Re: Hacking and Refactoring Posted: Sep 28, 2005 9:17 AM
Reply to this message Reply
> garbage
> of course you old-timers are always right!
> of course you've been doing it that way for years!
> HA!
> look, trying to bend XP and use it as a justification for
> diarrhea-coding that is untestable and unmaintainable
> without completely re-writing it (ok, call it
> "refactoring") is missing the point. XP wants you to know
> what the target is and develop the tests for it before you
> puke out your slop. Hackers have never done that, and
> never will. Any 3rd-grader can get a program "to work",
> but that's not a test!
>
> What's your point anyway? Just patting yourself on the
> back? Don't try and glom on to XP by reinterpreting old
> methodologies. Take your "unarticulated craft practice"
> and test it, if you can formulate a test plan.

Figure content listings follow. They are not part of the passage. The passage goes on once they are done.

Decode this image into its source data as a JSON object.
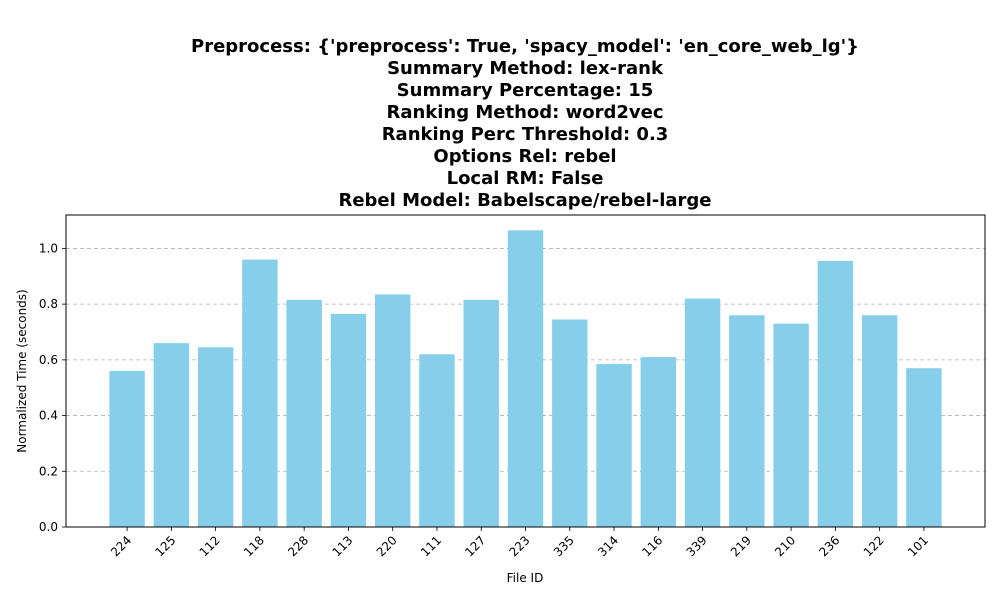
{
  "chart_data": {
    "type": "bar",
    "title_lines": [
      "Preprocess: {'preprocess': True, 'spacy_model': 'en_core_web_lg'}",
      "Summary Method: lex-rank",
      "Summary Percentage: 15",
      "Ranking Method: word2vec",
      "Ranking Perc Threshold: 0.3",
      "Options Rel: rebel",
      "Local RM: False",
      "Rebel Model: Babelscape/rebel-large"
    ],
    "xlabel": "File ID",
    "ylabel": "Normalized Time (seconds)",
    "categories": [
      "224",
      "125",
      "112",
      "118",
      "228",
      "113",
      "220",
      "111",
      "127",
      "223",
      "335",
      "314",
      "116",
      "339",
      "219",
      "210",
      "236",
      "122",
      "101"
    ],
    "values": [
      0.56,
      0.66,
      0.645,
      0.96,
      0.815,
      0.765,
      0.835,
      0.62,
      0.815,
      1.065,
      0.745,
      0.585,
      0.61,
      0.82,
      0.76,
      0.73,
      0.955,
      0.76,
      0.57
    ],
    "ylim": [
      0,
      1.12
    ],
    "yticks": [
      "0.0",
      "0.2",
      "0.4",
      "0.6",
      "0.8",
      "1.0"
    ],
    "grid": "y-dashed",
    "bar_color": "#87CEEB",
    "grid_color": "#b0b0b0"
  }
}
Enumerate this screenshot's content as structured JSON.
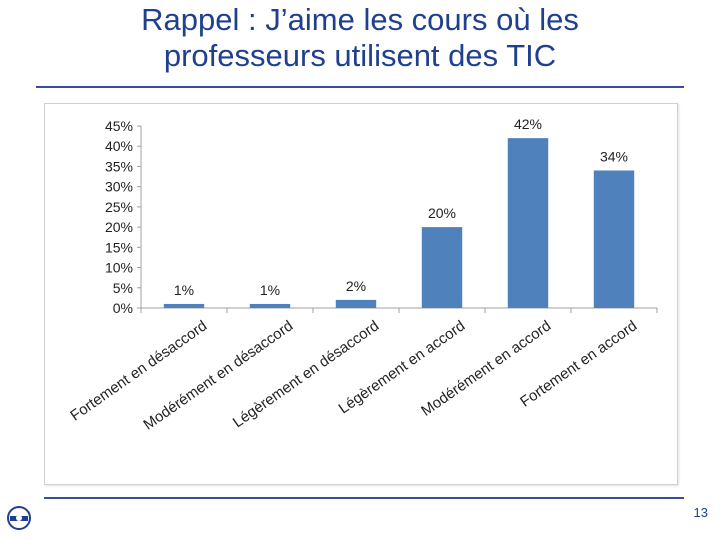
{
  "slide": {
    "title_line1": "Rappel : J’aime les cours où les",
    "title_line2": "professeurs utilisent des TIC",
    "page_number": "13",
    "accent_color": "#3a4ea0"
  },
  "chart_data": {
    "type": "bar",
    "categories": [
      "Fortement en désaccord",
      "Modérément en désaccord",
      "Légèrement en désaccord",
      "Légèrement en accord",
      "Modérément en accord",
      "Fortement en accord"
    ],
    "values": [
      1,
      1,
      2,
      20,
      42,
      34
    ],
    "data_labels": [
      "1%",
      "1%",
      "2%",
      "20%",
      "42%",
      "34%"
    ],
    "ylim": [
      0,
      45
    ],
    "yticks": [
      0,
      5,
      10,
      15,
      20,
      25,
      30,
      35,
      40,
      45
    ],
    "ytick_labels": [
      "0%",
      "5%",
      "10%",
      "15%",
      "20%",
      "25%",
      "30%",
      "35%",
      "40%",
      "45%"
    ],
    "bar_color": "#4f81bd",
    "grid": false,
    "legend": "none"
  }
}
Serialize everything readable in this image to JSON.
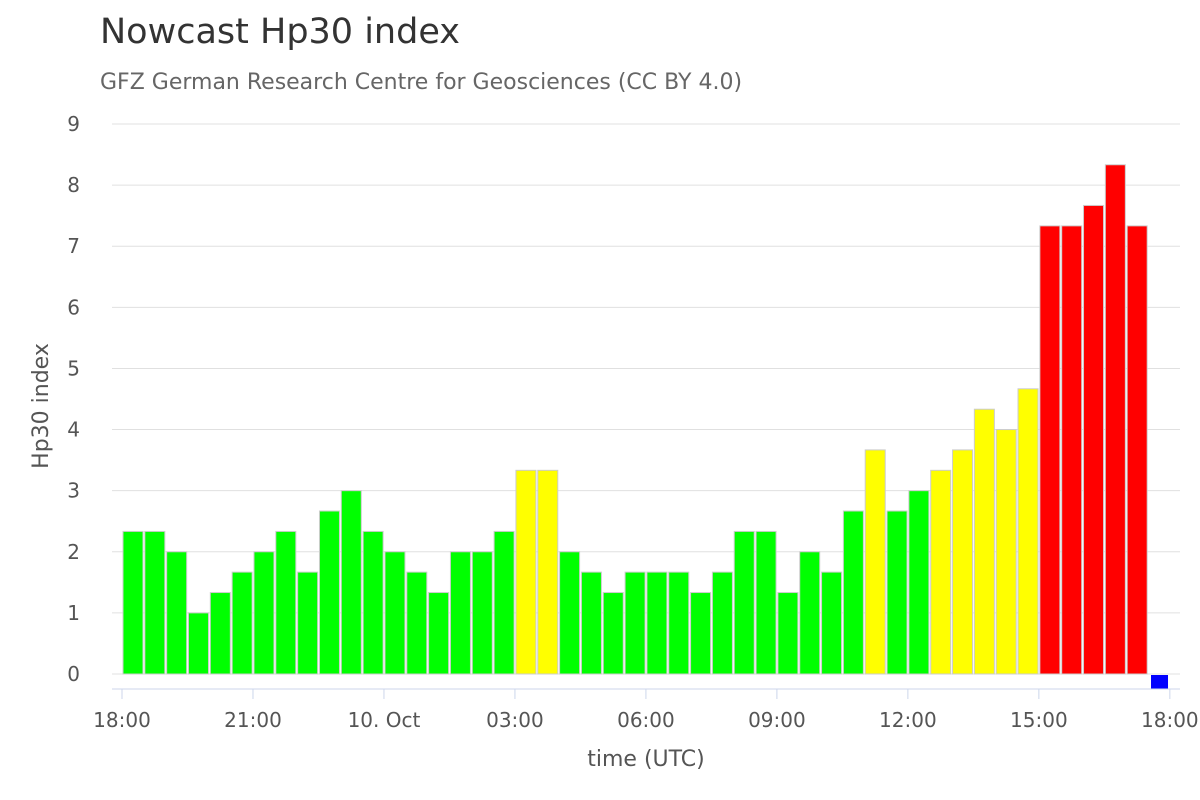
{
  "chart_data": {
    "type": "bar",
    "title": "Nowcast Hp30 index",
    "subtitle": "GFZ German Research Centre for Geosciences (CC BY 4.0)",
    "xlabel": "time (UTC)",
    "ylabel": "Hp30 index",
    "ylim": [
      0,
      9
    ],
    "yticks": [
      "0",
      "1",
      "2",
      "3",
      "4",
      "5",
      "6",
      "7",
      "8",
      "9"
    ],
    "xtick_labels": [
      "18:00",
      "21:00",
      "10. Oct",
      "03:00",
      "06:00",
      "09:00",
      "12:00",
      "15:00",
      "18:00"
    ],
    "x_start": "09 Oct 18:00 UTC",
    "interval_minutes": 30,
    "grid": true,
    "legend": "none",
    "colors": {
      "low": "#00ff00",
      "moderate": "#ffff00",
      "high": "#ff0000",
      "current": "#0000ff",
      "grid": "#e0e0e0",
      "axis": "#ccd6eb"
    },
    "values": [
      2.333,
      2.333,
      2.0,
      1.0,
      1.333,
      1.667,
      2.0,
      2.333,
      1.667,
      2.667,
      3.0,
      2.333,
      2.0,
      1.667,
      1.333,
      2.0,
      2.0,
      2.333,
      3.333,
      3.333,
      2.0,
      1.667,
      1.333,
      1.667,
      1.667,
      1.667,
      1.333,
      1.667,
      2.333,
      2.333,
      1.333,
      2.0,
      1.667,
      2.667,
      3.667,
      2.667,
      3.0,
      3.333,
      3.667,
      4.333,
      4.0,
      4.667,
      7.333,
      7.333,
      7.667,
      8.333,
      7.333,
      0.0
    ],
    "bar_levels": [
      "low",
      "low",
      "low",
      "low",
      "low",
      "low",
      "low",
      "low",
      "low",
      "low",
      "low",
      "low",
      "low",
      "low",
      "low",
      "low",
      "low",
      "low",
      "moderate",
      "moderate",
      "low",
      "low",
      "low",
      "low",
      "low",
      "low",
      "low",
      "low",
      "low",
      "low",
      "low",
      "low",
      "low",
      "low",
      "moderate",
      "low",
      "low",
      "moderate",
      "moderate",
      "moderate",
      "moderate",
      "moderate",
      "high",
      "high",
      "high",
      "high",
      "high",
      "current"
    ]
  }
}
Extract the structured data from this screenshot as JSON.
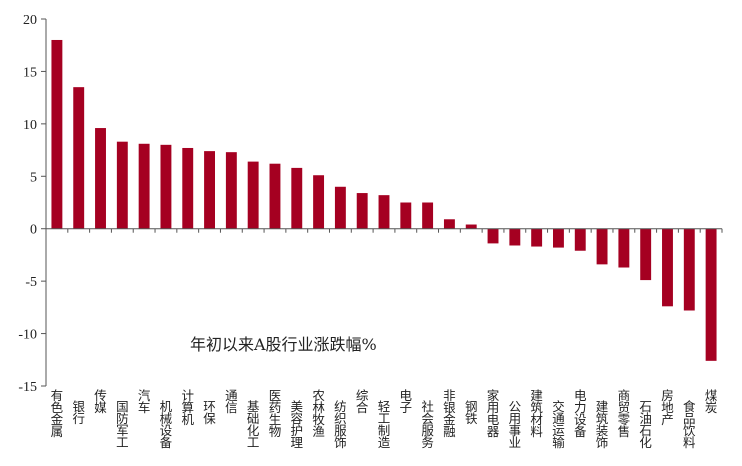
{
  "chart_data": {
    "type": "bar",
    "title": "",
    "annotation": "年初以来A股行业涨跌幅%",
    "xlabel": "",
    "ylabel": "",
    "ylim": [
      -15,
      20
    ],
    "yticks": [
      -15,
      -10,
      -5,
      0,
      5,
      10,
      15,
      20
    ],
    "grid": false,
    "bar_color": "#A50021",
    "categories": [
      "有色金属",
      "银行",
      "传媒",
      "国防军工",
      "汽车",
      "机械设备",
      "计算机",
      "环保",
      "通信",
      "基础化工",
      "医药生物",
      "美容护理",
      "农林牧渔",
      "纺织服饰",
      "综合",
      "轻工制造",
      "电子",
      "社会服务",
      "非银金融",
      "钢铁",
      "家用电器",
      "公用事业",
      "建筑材料",
      "交通运输",
      "电力设备",
      "建筑装饰",
      "商贸零售",
      "石油石化",
      "房地产",
      "食品饮料",
      "煤炭"
    ],
    "values": [
      18.0,
      13.5,
      9.6,
      8.3,
      8.1,
      8.0,
      7.7,
      7.4,
      7.3,
      6.4,
      6.2,
      5.8,
      5.1,
      4.0,
      3.4,
      3.2,
      2.5,
      2.5,
      0.9,
      0.4,
      -1.4,
      -1.6,
      -1.7,
      -1.8,
      -2.1,
      -3.4,
      -3.7,
      -4.9,
      -7.4,
      -7.8,
      -12.6
    ]
  }
}
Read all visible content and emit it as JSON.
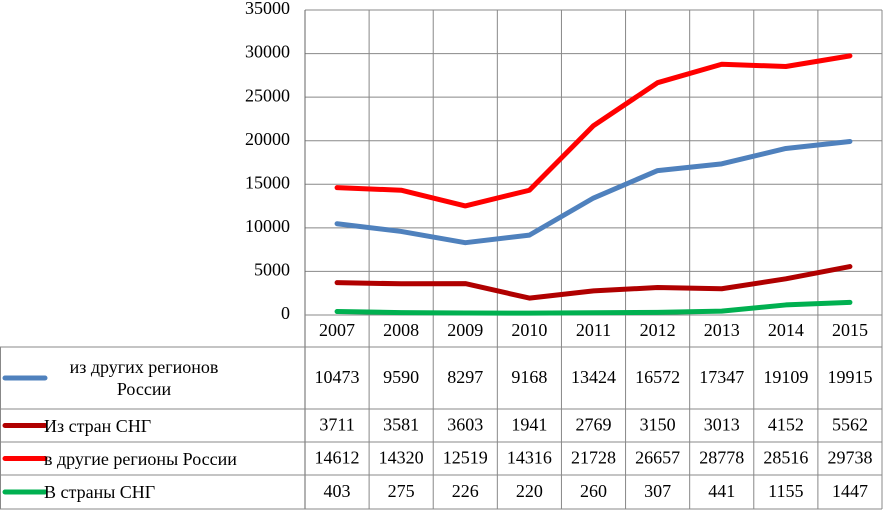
{
  "chart_data": {
    "type": "line",
    "categories": [
      "2007",
      "2008",
      "2009",
      "2010",
      "2011",
      "2012",
      "2013",
      "2014",
      "2015"
    ],
    "series": [
      {
        "name": "из других регионов России",
        "color": "#4f81bd",
        "values": [
          10473,
          9590,
          8297,
          9168,
          13424,
          16572,
          17347,
          19109,
          19915
        ]
      },
      {
        "name": "Из стран СНГ",
        "color": "#b00000",
        "values": [
          3711,
          3581,
          3603,
          1941,
          2769,
          3150,
          3013,
          4152,
          5562
        ]
      },
      {
        "name": "в другие регионы России",
        "color": "#ff0000",
        "values": [
          14612,
          14320,
          12519,
          14316,
          21728,
          26657,
          28778,
          28516,
          29738
        ]
      },
      {
        "name": "В страны СНГ",
        "color": "#00b050",
        "values": [
          403,
          275,
          226,
          220,
          260,
          307,
          441,
          1155,
          1447
        ]
      }
    ],
    "ylim": [
      0,
      35000
    ],
    "yticks": [
      0,
      5000,
      10000,
      15000,
      20000,
      25000,
      30000,
      35000
    ],
    "grid": true,
    "data_table": true
  }
}
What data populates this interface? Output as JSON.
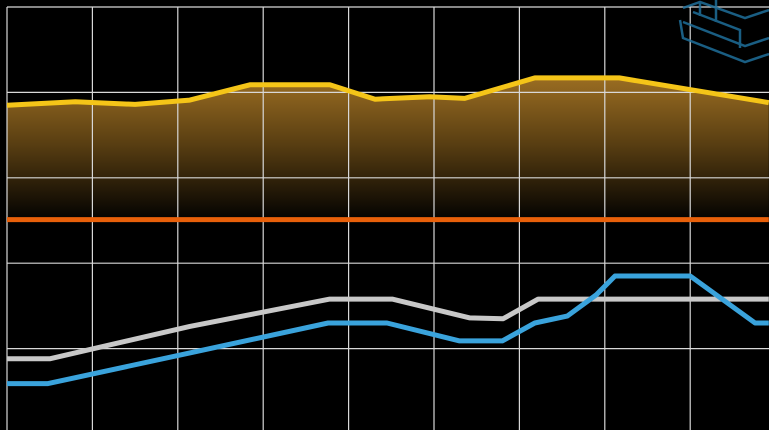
{
  "chart_data": {
    "type": "line",
    "xlim": [
      0,
      9
    ],
    "ylim": [
      0,
      5
    ],
    "xticks": [
      0,
      1,
      2,
      3,
      4,
      5,
      6,
      7,
      8
    ],
    "yticks": [
      1,
      2,
      3,
      4,
      5
    ],
    "grid": true,
    "series": [
      {
        "color": "#f5c518",
        "area": true,
        "x": [
          0,
          0.8,
          1.5,
          2.14,
          2.85,
          3.78,
          4.31,
          4.95,
          5.36,
          6.18,
          7.17,
          8.92
        ],
        "values": [
          3.85,
          3.89,
          3.86,
          3.91,
          4.09,
          4.09,
          3.92,
          3.95,
          3.93,
          4.17,
          4.17,
          3.88
        ]
      },
      {
        "color": "#e8600a",
        "x": [
          0,
          8.92
        ],
        "values": [
          2.51,
          2.51
        ]
      },
      {
        "color": "#c8c8c8",
        "x": [
          0,
          0.5,
          2.14,
          3.78,
          4.51,
          5.42,
          5.81,
          6.22,
          8.92
        ],
        "values": [
          0.88,
          0.88,
          1.26,
          1.58,
          1.58,
          1.36,
          1.35,
          1.58,
          1.58
        ]
      },
      {
        "color": "#3aa3dc",
        "x": [
          0,
          0.48,
          2.14,
          3.76,
          4.45,
          5.3,
          5.8,
          6.18,
          6.56,
          6.9,
          7.12,
          8.0,
          8.76,
          8.92
        ],
        "values": [
          0.59,
          0.59,
          0.95,
          1.3,
          1.3,
          1.09,
          1.09,
          1.3,
          1.38,
          1.63,
          1.85,
          1.85,
          1.3,
          1.3
        ]
      }
    ]
  }
}
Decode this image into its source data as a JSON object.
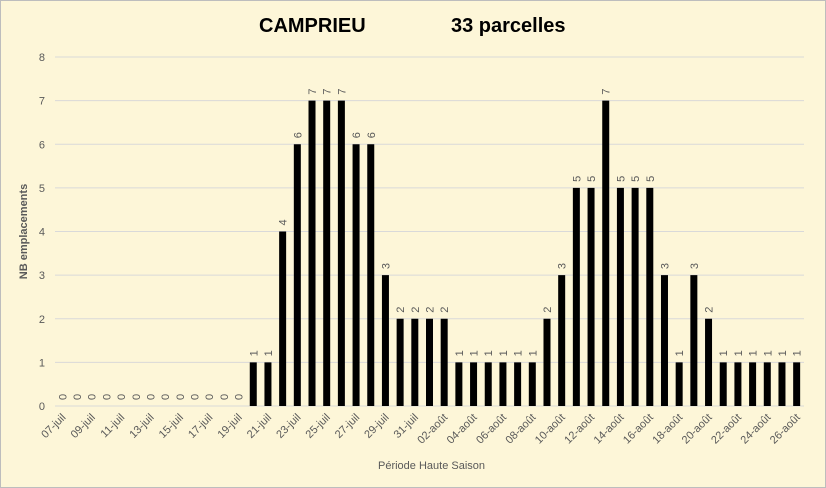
{
  "title_left": "CAMPRIEU",
  "title_right": "33 parcelles",
  "chart_data": {
    "type": "bar",
    "title": "CAMPRIEU 33 parcelles",
    "xlabel": "Période Haute Saison",
    "ylabel": "NB emplacements",
    "ylim": [
      0,
      8
    ],
    "yticks": [
      0,
      1,
      2,
      3,
      4,
      5,
      6,
      7,
      8
    ],
    "grid": true,
    "bar_color": "#000000",
    "tick_labels": [
      "07-juil",
      "09-juil",
      "11-juil",
      "13-juil",
      "15-juil",
      "17-juil",
      "19-juil",
      "21-juil",
      "23-juil",
      "25-juil",
      "27-juil",
      "29-juil",
      "31-juil",
      "02-août",
      "04-août",
      "06-août",
      "08-août",
      "10-août",
      "12-août",
      "14-août",
      "16-août",
      "18-août",
      "20-août",
      "22-août",
      "24-août",
      "26-août"
    ],
    "categories": [
      "07-juil",
      "08-juil",
      "09-juil",
      "10-juil",
      "11-juil",
      "12-juil",
      "13-juil",
      "14-juil",
      "15-juil",
      "16-juil",
      "17-juil",
      "18-juil",
      "19-juil",
      "20-juil",
      "21-juil",
      "22-juil",
      "23-juil",
      "24-juil",
      "25-juil",
      "26-juil",
      "27-juil",
      "28-juil",
      "29-juil",
      "30-juil",
      "31-juil",
      "01-août",
      "02-août",
      "03-août",
      "04-août",
      "05-août",
      "06-août",
      "07-août",
      "08-août",
      "09-août",
      "10-août",
      "11-août",
      "12-août",
      "13-août",
      "14-août",
      "15-août",
      "16-août",
      "17-août",
      "18-août",
      "19-août",
      "20-août",
      "21-août",
      "22-août",
      "23-août",
      "24-août",
      "25-août",
      "26-août"
    ],
    "values": [
      0,
      0,
      0,
      0,
      0,
      0,
      0,
      0,
      0,
      0,
      0,
      0,
      0,
      1,
      1,
      4,
      6,
      7,
      7,
      7,
      6,
      6,
      3,
      2,
      2,
      2,
      2,
      1,
      1,
      1,
      1,
      1,
      1,
      2,
      3,
      5,
      5,
      7,
      5,
      5,
      5,
      3,
      1,
      3,
      2,
      1,
      1,
      1,
      1,
      1,
      1
    ]
  }
}
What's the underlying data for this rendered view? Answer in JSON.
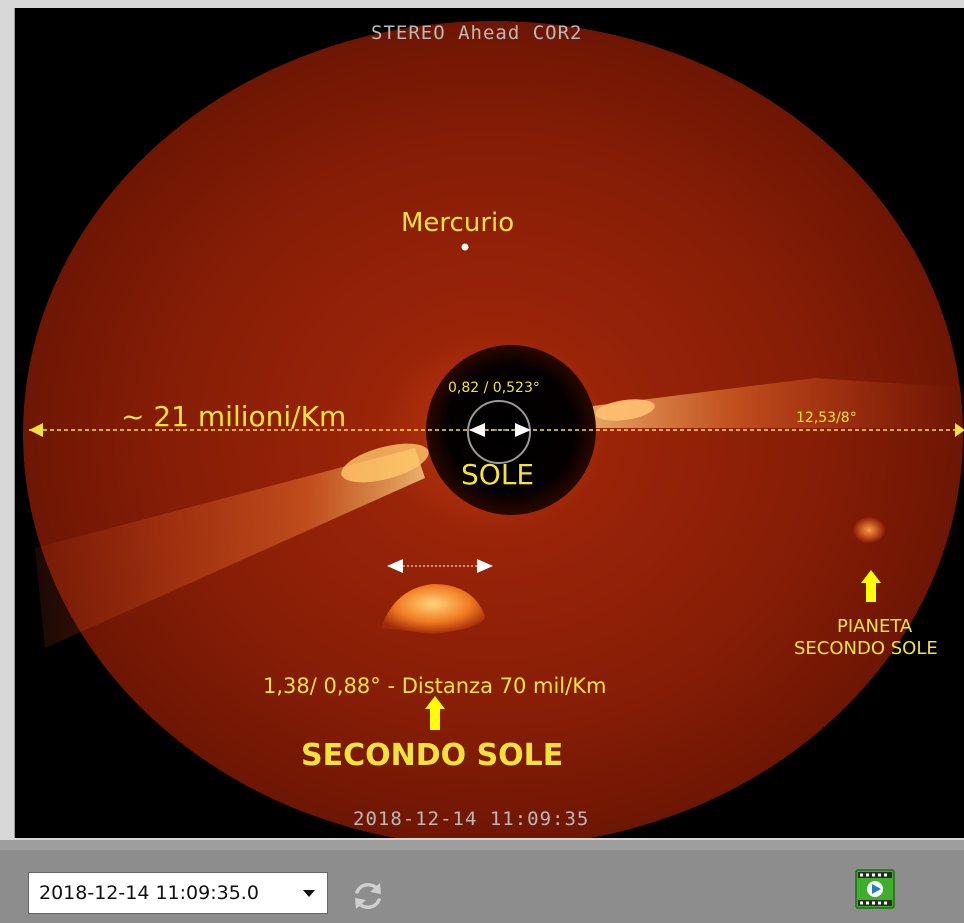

What's your point anyway? That the unix programming traditions haven't produced anything worth mentioning?

The BSD unicies, The linux kernel, sendmail, apache, gcc, the gimp, ...

Hmmm. If the unix tradition is that bad, how did it produce such a large body of code of such high quality?

As far as testing goes, I think the concept of test driven development has many implications. one of which is that programs and groups of programs meant to work together (as in a kernel and its related userspace utilities) should be written so that their inner workings can be inspected and tinkered with easily, without having to understand every last detail of the inner workings.

The design of Unix, its virtual filesystem, and its utilities is amazing in that regard. There are so many ways to inspect what is going on and learn about it. It is much more testable than other operating systems not heavily based on it or inspired by it.